A. On the contrary! I believe that it is the propitious moment to live it. The monks were trying to find themselves. Where? In the desert, which is not exactly a pleasant place. When you think of monasteries and say “oh, how nice, a secluded and quiet place” you are rather wrong. Deserts are very harsh places! Physically, spiritually and symbolically. People went after the monks because they saw that they had a teaching, something to pass on. I believe —I say it in the book— that the desert is in the center of the cities. Those noises, that bustle, those constant efforts, that daily distraction require attention from the Catholic. How many times has it happened to us that, going down the street, we stop and say: “There is no noise!” One is so imbued with the noises that he carries inside that he hardly realizes that he is passing through a silent street. The great teaching of the monastery is attention to the moment, attention to details, attention to what is eternal in us. 

Q. We talk a lot about carpe diem , but we don’t really live in the moment. We are distracted. 

R. It is said that you have to get all the juice out of it instantly and, nevertheless, we are so distracted, so worried about getting the juice out of it, that the moment flees. As Virgil said, tempus fugit irreparabile . We try to capture the moment without realizing that we are part of another: that of eternity. 
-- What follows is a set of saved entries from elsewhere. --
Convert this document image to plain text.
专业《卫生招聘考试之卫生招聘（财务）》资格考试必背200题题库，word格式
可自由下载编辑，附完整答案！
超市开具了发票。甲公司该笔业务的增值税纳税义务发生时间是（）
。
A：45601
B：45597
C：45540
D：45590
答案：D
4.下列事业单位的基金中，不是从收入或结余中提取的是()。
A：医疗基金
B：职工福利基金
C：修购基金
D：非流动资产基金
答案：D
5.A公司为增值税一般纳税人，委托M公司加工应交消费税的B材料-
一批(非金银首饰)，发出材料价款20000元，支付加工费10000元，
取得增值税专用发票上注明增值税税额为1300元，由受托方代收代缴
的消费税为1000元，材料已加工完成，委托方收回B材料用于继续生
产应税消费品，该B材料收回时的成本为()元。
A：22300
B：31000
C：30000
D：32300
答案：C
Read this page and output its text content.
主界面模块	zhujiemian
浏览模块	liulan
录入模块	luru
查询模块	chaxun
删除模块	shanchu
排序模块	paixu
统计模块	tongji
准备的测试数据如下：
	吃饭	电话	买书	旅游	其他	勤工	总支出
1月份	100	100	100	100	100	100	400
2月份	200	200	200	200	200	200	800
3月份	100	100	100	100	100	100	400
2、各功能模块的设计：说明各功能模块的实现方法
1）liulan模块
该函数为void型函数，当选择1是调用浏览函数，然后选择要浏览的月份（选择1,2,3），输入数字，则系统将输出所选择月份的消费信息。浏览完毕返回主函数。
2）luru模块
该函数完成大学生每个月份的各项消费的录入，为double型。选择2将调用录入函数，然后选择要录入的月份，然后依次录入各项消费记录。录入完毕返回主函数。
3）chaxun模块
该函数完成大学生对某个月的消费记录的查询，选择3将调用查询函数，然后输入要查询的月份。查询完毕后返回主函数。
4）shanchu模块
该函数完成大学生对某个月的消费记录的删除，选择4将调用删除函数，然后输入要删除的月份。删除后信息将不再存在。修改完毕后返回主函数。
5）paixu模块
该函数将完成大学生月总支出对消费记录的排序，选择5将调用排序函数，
Q. How should the Catholic live today?

R. I don’t dare to go that far… I think you should live with hope. The news gives the impression that there is no reason for hope and that everything is hanging by a thread: the economy, the nation, politics, the Church… The impression that everything is collapsing and that the only thing that is can do is clench our fists, as if we were caressing the apocalypse. I believe that the Catholic must distance himself from all this and live with hope. 

Q. You speak in the book about sabbatical solitude. 

R. Yes. Living with patience, which has never been easy, but today is especially difficult. Live patiently and waiting. 

Q. And we have to learn that from monasticism. 

R. Perhaps monastic life is not a model to follow for all Catholics, it may not exhaust piety, but it does have something to teach us. I often repeat an anecdote from the fathers of the desert. A young man visits an old man and talks to him for a long time. When they finish, the young man apologizes to the old man for wasting his time and breaking the rule, to which the old man replies: “My rule is to receive you hospitably and send you off peacefully.” It is not simply the fulfillment of predetermined norms, but, above all, that openness of the spirit to share in solidarity our path towards God.